The term Landrace pig or Landrace swine refers to any of a group of standardized breeds of domestic pig, and in this context the word Landrace is typically capitalized.  The original breed by this name was the Danish Landrace pig, from which the others were derived through development and crossbreeding.  The breed was so-named because the foundation stock of the Danish Landrace were specimens from the local, free-breeding, non-pedigreed stock of swine, i.e. the regional landrace native to Denmark.  The modern breeds are not themselves landraces, since they are formal breeds maintained through selective breeding rather than natural selection.  The establishment and spread of the Danish breed gave the word landrace to the English language (it had already existed in Danish, German, Dutch and some other Germanic languages).  Sources from the mid-20th century often mean the Danish Landrace swine in particular when referring to "Landrace" pigs, as most of the others had not been developed yet.

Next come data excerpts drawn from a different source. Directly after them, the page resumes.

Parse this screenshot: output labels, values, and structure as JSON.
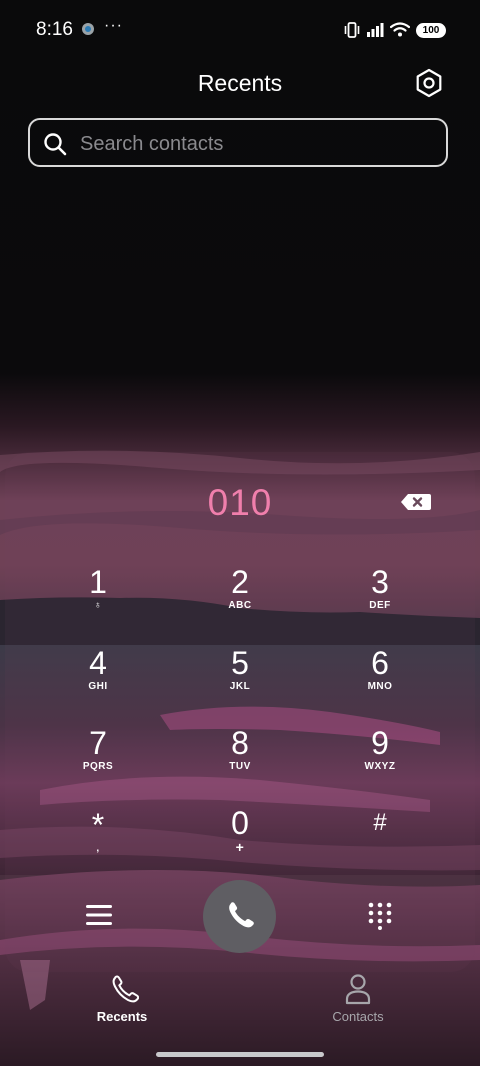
{
  "status_bar": {
    "time": "8:16",
    "overflow_dots": "···",
    "battery": "100",
    "icons": [
      "notification-icon",
      "vibrate-icon",
      "signal-icon",
      "wifi-icon",
      "battery-icon"
    ]
  },
  "header": {
    "title": "Recents",
    "settings_icon": "gear-icon"
  },
  "search": {
    "placeholder": "Search contacts",
    "value": ""
  },
  "dialer": {
    "number": "010",
    "keys": [
      {
        "digit": "1",
        "letters": "♁"
      },
      {
        "digit": "2",
        "letters": "ABC"
      },
      {
        "digit": "3",
        "letters": "DEF"
      },
      {
        "digit": "4",
        "letters": "GHI"
      },
      {
        "digit": "5",
        "letters": "JKL"
      },
      {
        "digit": "6",
        "letters": "MNO"
      },
      {
        "digit": "7",
        "letters": "PQRS"
      },
      {
        "digit": "8",
        "letters": "TUV"
      },
      {
        "digit": "9",
        "letters": "WXYZ"
      },
      {
        "digit": "*",
        "letters": ","
      },
      {
        "digit": "0",
        "letters": "+"
      },
      {
        "digit": "#",
        "letters": ""
      }
    ],
    "colors": {
      "number": "#f07fac",
      "call_button": "#5f5e63"
    }
  },
  "bottom_nav": {
    "items": [
      {
        "label": "Recents",
        "icon": "phone-icon",
        "active": true
      },
      {
        "label": "Contacts",
        "icon": "person-icon",
        "active": false
      }
    ]
  }
}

List of Landrace pig breeds
The most common Landrace pig breeds are:
American Landrace pig
Belgian Landrace pig
British Landrace pig
Bulgarian Landrace pig
Canadian Landrace pig
Danish Landrace pig
Dutch Landrace pig
Estonian Landrace pig (a.k.a. Estonian Bacon pig)
Finnish Landrace pig
French Landrace pig
German Landrace pig
Italian Landrace pig
Norwegian Landrace pig
Polish Landrace pig
South African Landrace pig
Swedish Landrace pig
Swiss Landrace pig
Several have selectively bred varieties, and many have alternative names.